[bkeroack]

I agree that it's hard to get right. On the other hand we should be careful not to completely discourage new crypto tools from being developed. Yes they have to be very carefully written, tested and verified, but let's not perpetuate the myth that only a small cabal of experts are allowed to write crypto software.

[vertex-four]

On the other hand, anyone who does write crypto software must be able to keep up with the research in the field of crypto. Things can't just be tested and verified once - it's a process of constantly testing and verifying against new attacks. You cannot prove that anything is unbreakable, only that it's not subject to known attacks.

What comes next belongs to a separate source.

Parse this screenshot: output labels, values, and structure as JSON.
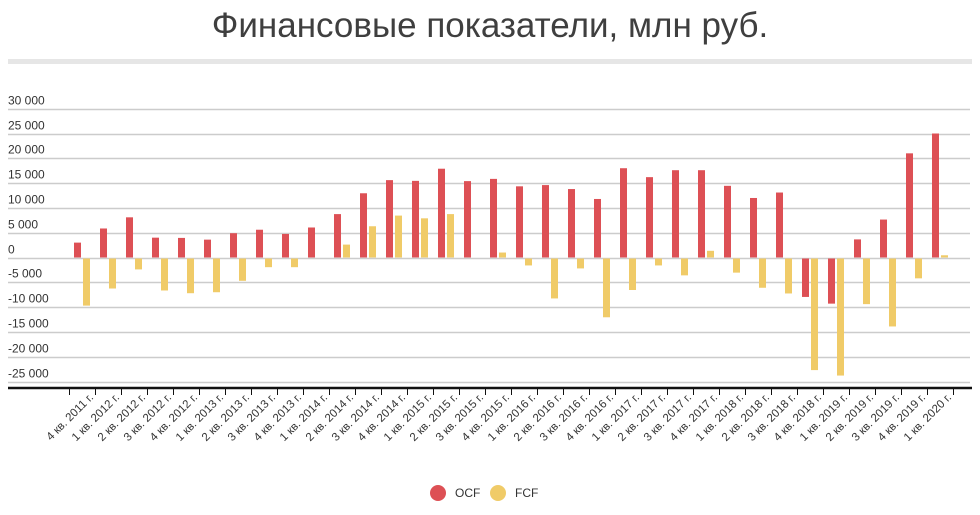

The reality is that most developers are not going to be able to spend significant amounts of time paying attention to the research and figuring out how it applies to their code - after all, in most cases, your users don't understand security, and you'll have the constant pressure to add features to your application instead, and honestly, security just isn't that fun for most people that they'd want to spend all their time on it.

[bkeroack]

I can't help but think that the OpenSSL situation would not be so bad if more hackers were encouraged to participate in crypto libs. Even if nobody understands it at first, just going through the source will end up creating more crypto authorities in the community who can fix bugs and create new tools. As opposed to the forbidden black art that crypto is today.

[tptacek]

Horseshit. Anyone can learn cryptography, and anyone (just look at the history of the code) can add code to OpenSSL. The problem is that the parent commenter is correct, and that writing serious crypto code takes a serious research commitment. Nobody wants to do that; they just want to get the "crypto" hooked up to the "web chat" as quickly as they can.

It is frankly exhausting hearing the repetitive drone of people who couldn't exploit a CBC padding oracle if their life depended on it complaining about how crypto is a secret cabal.